The nearly three-hour movie sails by, and director David Fincher's dogged determinedness to get the perfect shot pays off well, too: The film—with its seemingly effortless historical accuracy, rich color palettes, and beautiful cinematography—is real, rich eye candy. There are serious flaws (Button's aging doesn't flow as it should, and his narration, supposedly from a diary, becomes omniscient whenever the story needs it), but those almost make the movie more endearing. And several scenes—especially a midfilm dalliance with Tilda Swinton and a few suspenseful moments where the audience can see doom coming from miles away—are cinematic perfection.
Parts of the film go too far: Some imagery connecting hummingbirds to the souls of the departed suggests that Fincher is trying to evoke his weepy inner Spielberg, and it feels overly manipulative and false.
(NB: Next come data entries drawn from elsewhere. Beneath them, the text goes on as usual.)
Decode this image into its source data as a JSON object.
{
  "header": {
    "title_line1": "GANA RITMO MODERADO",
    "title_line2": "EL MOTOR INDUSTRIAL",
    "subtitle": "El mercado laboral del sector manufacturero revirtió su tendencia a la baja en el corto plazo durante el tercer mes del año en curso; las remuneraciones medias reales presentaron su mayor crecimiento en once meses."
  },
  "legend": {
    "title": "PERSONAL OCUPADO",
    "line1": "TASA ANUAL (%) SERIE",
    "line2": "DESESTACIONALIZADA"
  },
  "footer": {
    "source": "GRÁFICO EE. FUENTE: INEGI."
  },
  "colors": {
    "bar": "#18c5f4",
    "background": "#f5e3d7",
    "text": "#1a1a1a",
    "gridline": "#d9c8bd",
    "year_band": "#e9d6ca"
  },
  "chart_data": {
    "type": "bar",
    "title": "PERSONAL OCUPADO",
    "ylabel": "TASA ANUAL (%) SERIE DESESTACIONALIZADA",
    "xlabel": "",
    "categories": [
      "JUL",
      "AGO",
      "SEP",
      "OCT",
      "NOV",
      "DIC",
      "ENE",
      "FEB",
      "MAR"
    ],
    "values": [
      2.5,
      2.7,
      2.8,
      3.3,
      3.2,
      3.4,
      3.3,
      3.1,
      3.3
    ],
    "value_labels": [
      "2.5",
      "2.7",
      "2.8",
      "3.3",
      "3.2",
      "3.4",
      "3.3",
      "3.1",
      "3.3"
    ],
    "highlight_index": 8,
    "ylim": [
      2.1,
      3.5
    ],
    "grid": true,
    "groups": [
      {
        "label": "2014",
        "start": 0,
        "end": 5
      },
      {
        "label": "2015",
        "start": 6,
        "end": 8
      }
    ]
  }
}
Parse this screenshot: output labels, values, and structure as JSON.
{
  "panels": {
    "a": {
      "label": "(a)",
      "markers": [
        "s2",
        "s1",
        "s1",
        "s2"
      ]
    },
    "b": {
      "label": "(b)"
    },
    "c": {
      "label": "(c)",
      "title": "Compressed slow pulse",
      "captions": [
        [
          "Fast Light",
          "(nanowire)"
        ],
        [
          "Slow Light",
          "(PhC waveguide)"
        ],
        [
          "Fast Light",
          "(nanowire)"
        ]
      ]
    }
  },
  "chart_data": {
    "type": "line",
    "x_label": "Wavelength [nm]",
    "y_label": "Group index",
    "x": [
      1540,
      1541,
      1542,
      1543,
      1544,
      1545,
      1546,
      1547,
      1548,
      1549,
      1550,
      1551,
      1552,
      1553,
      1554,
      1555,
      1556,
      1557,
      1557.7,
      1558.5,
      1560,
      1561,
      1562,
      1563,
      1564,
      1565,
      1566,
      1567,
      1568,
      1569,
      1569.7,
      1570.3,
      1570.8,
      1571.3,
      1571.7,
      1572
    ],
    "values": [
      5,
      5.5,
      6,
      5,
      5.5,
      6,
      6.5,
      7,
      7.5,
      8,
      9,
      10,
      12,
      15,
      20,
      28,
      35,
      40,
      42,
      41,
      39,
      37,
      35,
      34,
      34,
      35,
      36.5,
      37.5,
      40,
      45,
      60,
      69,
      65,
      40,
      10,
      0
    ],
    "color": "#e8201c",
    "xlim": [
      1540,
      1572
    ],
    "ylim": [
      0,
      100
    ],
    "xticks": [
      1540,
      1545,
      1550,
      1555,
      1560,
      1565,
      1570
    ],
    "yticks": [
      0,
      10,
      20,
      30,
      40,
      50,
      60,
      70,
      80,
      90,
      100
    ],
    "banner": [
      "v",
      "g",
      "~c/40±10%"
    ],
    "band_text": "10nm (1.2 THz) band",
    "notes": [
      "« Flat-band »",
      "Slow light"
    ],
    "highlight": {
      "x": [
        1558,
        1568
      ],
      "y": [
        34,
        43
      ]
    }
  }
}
The charge commonly leveled against Fincher (especially with last year's almost sociopathically chilly Zodiac) is that he lacks heart. This isn't a capital crime for a director, of course: Stanley Kubrick did just fine without any messy sentimentality getting in the way. Benjamin Button feels as though Fincher is swaddling himself in sentimentality and homespun wisdom to prove his humanity. It's an awkward, unconvincing fit.